Angesichts der Armada an freiwilligen Helfern ist jedoch kaum vorstellbar, wie irgendjemand verloren gehen sollte. Freundliche Pfadfinder scheinen jederzeit und überall zur Stelle, noch bevor man selbst überhaupt weiß, dass man Hilfe braucht.

"Beeindruckendes Völkchen, diese Christen"

Insbesondere an diesem Abend ist das auch dem Team von "Kirchentag Barrierefrei" zu verdanken. Deren größte Herausforderung ist es, mögliche Barrieren im Vorhinein überhaupt zu erkennen: Der unbedarfte Zuschauer staunt, an was bei diesem Gottesdienst so alles gedacht wurde: Die Sprache ist nicht nur herrlich unkompliziert, sie wird auch simultan auf der Bühne in Gebärdensprache übersetzt und dank einer Induktionschleifenanlage sogar drahtlos über Hörgeräte empfangen.
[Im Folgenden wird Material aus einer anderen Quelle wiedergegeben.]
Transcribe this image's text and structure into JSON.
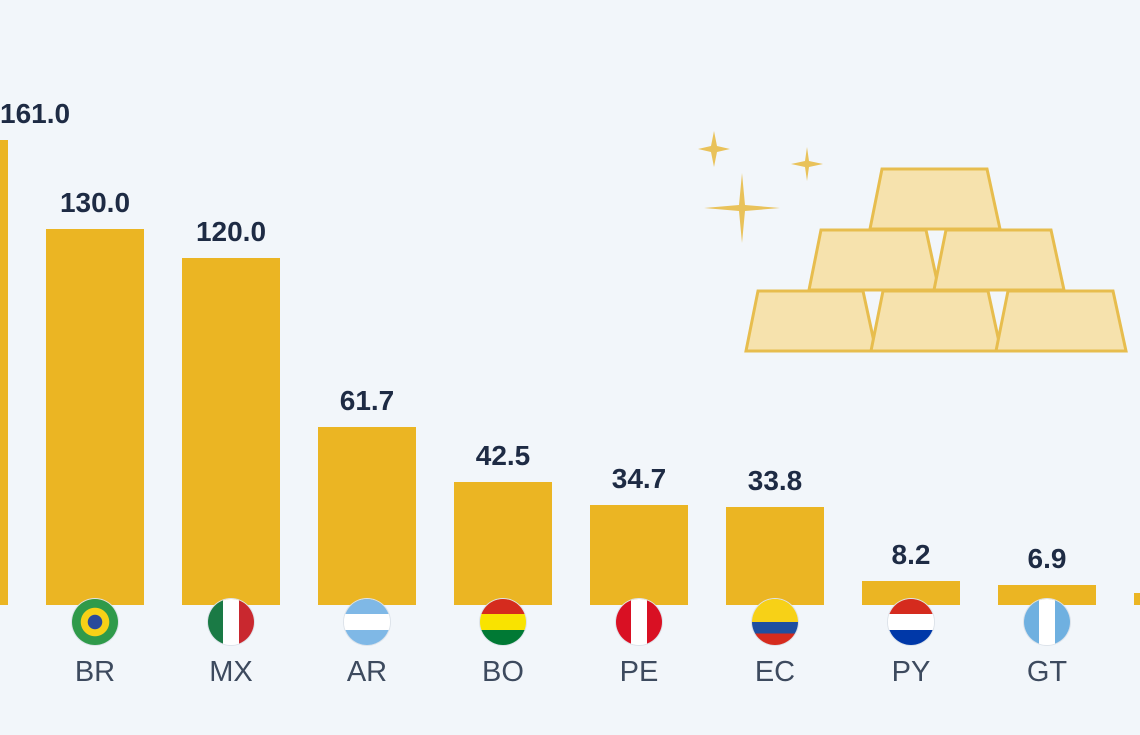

In der vorderen Reihe sind Sitzplätze aufgebaut für diejenigen, die nicht so lange stehen können und direkt vor der Bühne wachen die Helfer mit Argusaugen über den Durchgang für Rollstuhlfahrer. Das grün-pinke Gewusel hat ein unbeteiligter Restaurantbesucher auf dem Neumarkt beim Essen beobachtet. Er wundert sich: "Rücksichtsvolles Miteinander noch im größten Gedränge – recht beeindruckendes Völkchen, diese Christen."